In quantum chemistry, size consistency and size extensivity are concepts relating to how the behaviour of quantum-chemistry calculations changes with the system size. Size consistency (or strict separability) is a property that guarantees the consistency of the energy behaviour when interaction between the involved molecular subsystems is nullified (for example, by distance). Size extensivity, introduced by Bartlett, is a more mathematically formal characteristic which refers to the correct (linear) scaling of a method with the number of electrons.

Let A and B be two non-interacting systems.

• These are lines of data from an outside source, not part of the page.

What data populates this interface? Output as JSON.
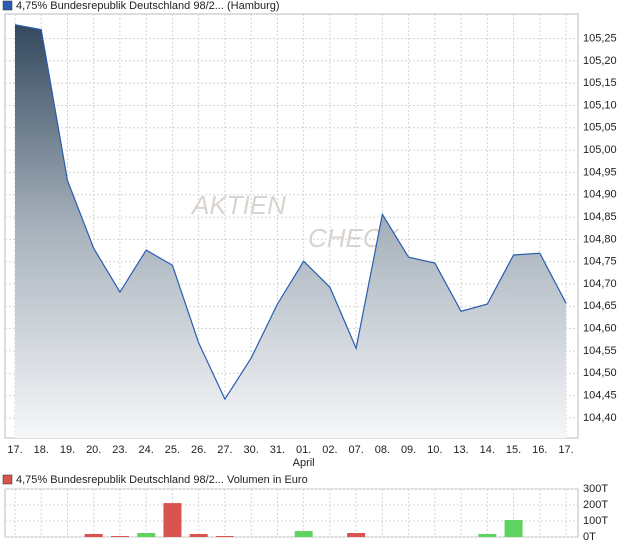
{
  "chart_data": [
    {
      "type": "area",
      "title": "4,75% Bundesrepublik Deutschland 98/2... (Hamburg)",
      "color": "#2a5db0",
      "watermark": [
        "AKTIEN",
        "CHECK"
      ],
      "categories": [
        "17.",
        "18.",
        "19.",
        "20.",
        "23.",
        "24.",
        "25.",
        "26.",
        "27.",
        "30.",
        "31.",
        "01.",
        "02.",
        "07.",
        "08.",
        "09.",
        "10.",
        "13.",
        "14.",
        "15.",
        "16.",
        "17."
      ],
      "x_annotation": {
        "index": 11,
        "label": "April"
      },
      "values": [
        105.281,
        105.27,
        104.932,
        104.78,
        104.682,
        104.776,
        104.742,
        104.568,
        104.442,
        104.534,
        104.655,
        104.751,
        104.693,
        104.556,
        104.856,
        104.76,
        104.747,
        104.639,
        104.655,
        104.765,
        104.769,
        104.657
      ],
      "ylim": [
        104.355,
        105.305
      ],
      "yticks": [
        {
          "value": 104.4,
          "label": "104,40"
        },
        {
          "value": 104.45,
          "label": "104,45"
        },
        {
          "value": 104.5,
          "label": "104,50"
        },
        {
          "value": 104.55,
          "label": "104,55"
        },
        {
          "value": 104.6,
          "label": "104,60"
        },
        {
          "value": 104.65,
          "label": "104,65"
        },
        {
          "value": 104.7,
          "label": "104,70"
        },
        {
          "value": 104.75,
          "label": "104,75"
        },
        {
          "value": 104.8,
          "label": "104,80"
        },
        {
          "value": 104.85,
          "label": "104,85"
        },
        {
          "value": 104.9,
          "label": "104,90"
        },
        {
          "value": 104.95,
          "label": "104,95"
        },
        {
          "value": 105.0,
          "label": "105,00"
        },
        {
          "value": 105.05,
          "label": "105,05"
        },
        {
          "value": 105.1,
          "label": "105,10"
        },
        {
          "value": 105.15,
          "label": "105,15"
        },
        {
          "value": 105.2,
          "label": "105,20"
        },
        {
          "value": 105.25,
          "label": "105,25"
        }
      ],
      "grid": true
    },
    {
      "type": "bar",
      "title": "4,75% Bundesrepublik Deutschland 98/2... Volumen in Euro",
      "color": "#d9534f",
      "values": [
        0,
        0,
        0,
        19,
        6,
        25,
        212,
        19,
        6,
        0,
        0,
        37,
        0,
        25,
        0,
        0,
        0,
        0,
        19,
        106,
        0,
        0
      ],
      "bar_colors": [
        "#d9534f",
        "#d9534f",
        "#d9534f",
        "#d9534f",
        "#d9534f",
        "#5fd35f",
        "#d9534f",
        "#d9534f",
        "#d9534f",
        "#d9534f",
        "#d9534f",
        "#5fd35f",
        "#d9534f",
        "#d9534f",
        "#5fd35f",
        "#d9534f",
        "#d9534f",
        "#d9534f",
        "#5fd35f",
        "#5fd35f",
        "#d9534f",
        "#d9534f"
      ],
      "ylim": [
        0,
        300
      ],
      "yticks": [
        {
          "value": 0,
          "label": "0T"
        },
        {
          "value": 100,
          "label": "100T"
        },
        {
          "value": 200,
          "label": "200T"
        },
        {
          "value": 300,
          "label": "300T"
        }
      ],
      "grid": true
    }
  ]
}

If a given theory for the evaluation of the energy is size-consistent, then the energy of the supersystem A + B, separated by a sufficiently large distance such that there is essentially no shared electron density, is equal to the sum of the energy of A plus the energy of B taken by themselves: $E(A + B) = E(A) + E(B).$ This property of size consistency is of particular importance to obtain correctly behaving dissociation curves. Others have more recently argued that the entire potential energy surface should be well-defined.

Size consistency and size extensivity are sometimes used interchangeably in the literature. However, there are very important distinctions to be made between them. Hartree–Fock (HF), coupled cluster, many-body perturbation theory (to any order), and full configuration interaction (FCI) are size-extensive but not always size-consistent. For example, the restricted Hartree–Fock model is not able to correctly describe the dissociation curves of H_{2}, and therefore all post-HF methods that employ HF as a starting point will fail in that matter (so-called single-reference methods). Sometimes numerical errors can cause a method that is formally size-consistent to behave in a non-size-consistent manner.

Core extensivity is yet another related property, which extends the requirement to the proper treatment of excited states.